Muss
Benito Mussolini (1883-1945), Italian Dictator (1922-45).
Don't knock Mussolini, at least not until you have weighed up the obstacles and necessities of the time. He will end with Sigismundo and the men of order, not with the pus-sacks and destroyers. I believe that anything human will and understanding of contemporary Italy cd. accomplish, he has done and will continue to do. Details later. Don't be blinded by theorists and a lying press.
--EP, in a letter to John Drummond dated 18 February 1932. FromThe Letters of Ezra Pound 1907-1941, ed. D.D. Paige, New York, Haskell House Publishers, 1974, pg. 320.
The heritage of Jefferson, Quincy Adams, old John Adams, Jackson, Van Buren is HERE, NOW in the Italian Peninsula at the beginning of the fascist second dennio, not in Massachusetts or Delaware.

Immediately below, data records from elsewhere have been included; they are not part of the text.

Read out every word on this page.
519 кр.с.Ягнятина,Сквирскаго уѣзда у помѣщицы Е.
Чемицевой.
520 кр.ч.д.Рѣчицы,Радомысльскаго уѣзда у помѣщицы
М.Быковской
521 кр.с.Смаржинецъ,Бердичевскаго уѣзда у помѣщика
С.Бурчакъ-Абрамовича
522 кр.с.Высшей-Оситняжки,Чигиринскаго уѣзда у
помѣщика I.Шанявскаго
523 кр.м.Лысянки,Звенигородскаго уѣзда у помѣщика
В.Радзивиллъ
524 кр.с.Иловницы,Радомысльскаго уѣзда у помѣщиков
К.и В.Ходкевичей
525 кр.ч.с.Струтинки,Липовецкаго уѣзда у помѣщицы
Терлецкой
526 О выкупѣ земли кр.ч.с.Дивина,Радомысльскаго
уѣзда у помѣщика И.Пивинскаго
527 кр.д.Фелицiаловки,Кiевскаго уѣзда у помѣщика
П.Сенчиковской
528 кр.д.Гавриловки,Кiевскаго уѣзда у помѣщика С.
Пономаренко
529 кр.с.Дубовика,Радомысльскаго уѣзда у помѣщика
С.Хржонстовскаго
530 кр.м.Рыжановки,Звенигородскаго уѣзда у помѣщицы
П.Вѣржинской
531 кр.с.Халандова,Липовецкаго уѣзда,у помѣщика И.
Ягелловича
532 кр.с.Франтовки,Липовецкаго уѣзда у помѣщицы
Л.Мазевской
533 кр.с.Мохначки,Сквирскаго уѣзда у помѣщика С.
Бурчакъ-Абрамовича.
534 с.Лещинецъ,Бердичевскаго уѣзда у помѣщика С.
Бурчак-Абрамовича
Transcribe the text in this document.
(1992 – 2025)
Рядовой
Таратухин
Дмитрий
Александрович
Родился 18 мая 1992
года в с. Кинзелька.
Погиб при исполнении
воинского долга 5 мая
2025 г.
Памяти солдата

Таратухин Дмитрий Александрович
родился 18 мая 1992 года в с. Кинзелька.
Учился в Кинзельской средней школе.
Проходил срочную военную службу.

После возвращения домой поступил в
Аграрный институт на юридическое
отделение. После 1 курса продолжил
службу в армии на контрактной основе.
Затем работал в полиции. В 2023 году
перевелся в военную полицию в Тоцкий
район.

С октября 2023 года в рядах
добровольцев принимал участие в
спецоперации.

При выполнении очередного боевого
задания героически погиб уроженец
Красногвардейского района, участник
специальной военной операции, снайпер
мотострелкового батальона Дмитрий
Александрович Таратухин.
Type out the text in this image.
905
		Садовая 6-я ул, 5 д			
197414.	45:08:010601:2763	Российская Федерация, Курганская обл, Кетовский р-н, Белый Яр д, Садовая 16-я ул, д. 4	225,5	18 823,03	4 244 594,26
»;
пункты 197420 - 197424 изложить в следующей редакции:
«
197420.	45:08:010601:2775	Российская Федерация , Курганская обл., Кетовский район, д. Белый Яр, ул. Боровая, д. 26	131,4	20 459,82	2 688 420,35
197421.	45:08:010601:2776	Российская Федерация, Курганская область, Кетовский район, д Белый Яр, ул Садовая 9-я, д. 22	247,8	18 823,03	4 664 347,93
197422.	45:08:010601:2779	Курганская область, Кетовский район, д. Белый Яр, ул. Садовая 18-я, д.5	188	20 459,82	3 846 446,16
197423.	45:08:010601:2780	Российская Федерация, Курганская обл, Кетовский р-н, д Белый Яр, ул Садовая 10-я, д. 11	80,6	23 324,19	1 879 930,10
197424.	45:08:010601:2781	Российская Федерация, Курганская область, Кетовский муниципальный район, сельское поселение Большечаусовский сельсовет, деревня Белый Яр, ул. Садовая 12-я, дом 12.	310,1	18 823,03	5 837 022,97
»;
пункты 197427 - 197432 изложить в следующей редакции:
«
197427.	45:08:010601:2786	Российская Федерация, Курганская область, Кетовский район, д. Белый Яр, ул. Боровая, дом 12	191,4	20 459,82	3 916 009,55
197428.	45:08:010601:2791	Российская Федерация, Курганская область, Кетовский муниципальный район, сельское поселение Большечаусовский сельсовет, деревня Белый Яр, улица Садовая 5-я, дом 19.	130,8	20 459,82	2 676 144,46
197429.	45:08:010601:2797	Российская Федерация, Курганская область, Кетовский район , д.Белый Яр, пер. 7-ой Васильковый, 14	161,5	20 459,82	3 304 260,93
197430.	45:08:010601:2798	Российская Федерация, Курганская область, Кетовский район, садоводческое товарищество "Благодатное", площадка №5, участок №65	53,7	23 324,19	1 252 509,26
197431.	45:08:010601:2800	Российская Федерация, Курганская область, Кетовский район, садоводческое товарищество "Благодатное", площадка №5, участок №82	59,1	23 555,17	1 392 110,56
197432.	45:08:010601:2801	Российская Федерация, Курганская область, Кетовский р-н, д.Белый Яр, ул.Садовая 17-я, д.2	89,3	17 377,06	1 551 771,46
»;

EP,Jefferson and/or Mussolini (compare with the title of Bowers' book,) pg. 12.
Pound went to Rome and on 30 January 1933 had an interview with Mussolini at the Palazzo Venezia. It was for Pound an important day, for the event matched his highest expectations. Not only was he able to present to the head of the Italian government a list of proposals for monetary and economic reform but to glimpse what appeared to be his greatness of mind. It seems, for example, that Pound either took with him, or had sent along earlier, a copy of A Draft of XXX Cantos. Mussolini glanced at a passage here and there, or perhaps the author pointed out some lines of which he was particularly fond. Appropriately, as a famous statesman having his first meeting with a distinguished American poet, Mussolini remarked that he found the work, or the passage, 'divertente', meaning entertaining. Pound seems to have taken this as a serious comment indicating that in a flash the statesman had seen through to the heart of the matter -- the liveliness and strong flavour of the work -- which was at once proof of Mussolini's brilliance and of the fact that the cantos were meat for strong men and men of affairs.
--Stock, Noel The Life of Ezra Pound, London, Routledge & Keagan Paul, pg. 306.